Sicherlich war Benjamin so fasziniert von der Star-Wars-Saga, weil sich ein steter Kampf zwischen Gut und Böse durch die gesamte Handlung zieht, sodass die Geschichte wie ein modernes Märchen anmutet. Nach dem Anschauen des ersten Films aus dem Jahr 1977, den wir bei einer Ausstrahlung im Fernsehen auf einem Videoband aufgenommen hatten, wünschte sich Benjamin einige Zeit später das digital aufgearbeitete Werk als Geschenk. Beim ersten Abspielen kommentierte er aufgeregt jede noch so kleine Verbesserung im Film, sei es nun ein grellerer Lichtblitz, ein Monster, welches mehr Zähne aufwies, oder eine kurze Szene, die mit dem damaligen Stand der Technik noch nicht realisierbar gewesen war. An einigen Stellen seiner Ausführungen waren wir ungläubig, wurden aber beim Vergleichen der Bänder immer eines Besseren belehrt.

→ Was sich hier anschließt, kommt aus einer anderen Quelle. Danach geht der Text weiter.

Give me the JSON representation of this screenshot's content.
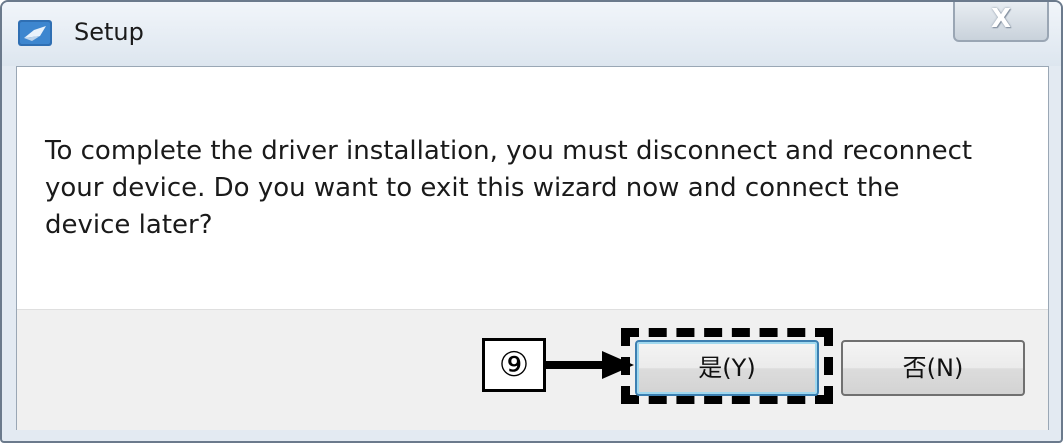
{
  "window": {
    "title": "Setup",
    "close_label": "X",
    "icon": "setup-app-icon"
  },
  "message": "To complete the driver installation, you must disconnect and reconnect your device. Do you want to exit this wizard now and connect the device later?",
  "annotation": {
    "step_label": "⑨"
  },
  "buttons": {
    "yes_label": "是(Y)",
    "no_label": "否(N)"
  }
}
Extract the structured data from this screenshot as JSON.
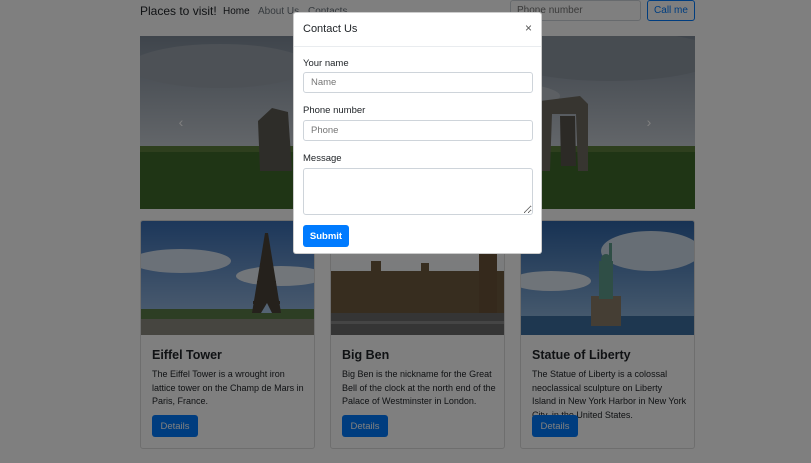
{
  "navbar": {
    "brand": "Places to visit!",
    "links": [
      "Home",
      "About Us",
      "Contacts"
    ],
    "phone_placeholder": "Phone number",
    "call_button": "Call me"
  },
  "carousel": {
    "prev_icon": "chevron-left-icon",
    "next_icon": "chevron-right-icon"
  },
  "cards": [
    {
      "title": "Eiffel Tower",
      "text": "The Eiffel Tower is a wrought iron lattice tower on the Champ de Mars in Paris, France.",
      "button": "Details"
    },
    {
      "title": "Big Ben",
      "text": "Big Ben is the nickname for the Great Bell of the clock at the north end of the Palace of Westminster in London.",
      "button": "Details"
    },
    {
      "title": "Statue of Liberty",
      "text": "The Statue of Liberty is a colossal neoclassical sculpture on Liberty Island in New York Harbor in New York City, in the United States.",
      "button": "Details"
    }
  ],
  "modal": {
    "title": "Contact Us",
    "close": "×",
    "name_label": "Your name",
    "name_placeholder": "Name",
    "phone_label": "Phone number",
    "phone_placeholder": "Phone",
    "message_label": "Message",
    "submit": "Submit"
  },
  "colors": {
    "primary": "#007bff",
    "backdrop": "rgba(0,0,0,0.5)"
  }
}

Es war nicht schwer vorherzusehen, dass Frau Ferros die Star-Wars-Filme verurteilen wird, obwohl ich vermutete, dass sie selber diese Filme nie angeschaut hatte. Um Benjamin weitere Probleme zu ersparen, versuchten wir ihm zu erklären, dass er mit seiner Lehrerin besser nicht über diese Filme reden sollte. Aber er verstand uns nicht und es kam, wie es kommen musste. Frau Ferros regte sich bei jeder Gelegenheit über alles, was auch nur im Entferntesten mit dem Thema Star Wars zu tun hatte, auf und versuchte, Benjamin mit aller Macht davon abzubringen, sodass unser Sohn hin- und hergerissen war, weil er nach Meinung seiner Lehrerin die Filme nicht sehen durfte, seine Eltern es ihm aber erlaubten. Ich fragte mich damals, ob Frau Ferros die anderen Jungen der Klasse, welche die fraglichen Filme auch ansehen durften, ebenso bedrängte.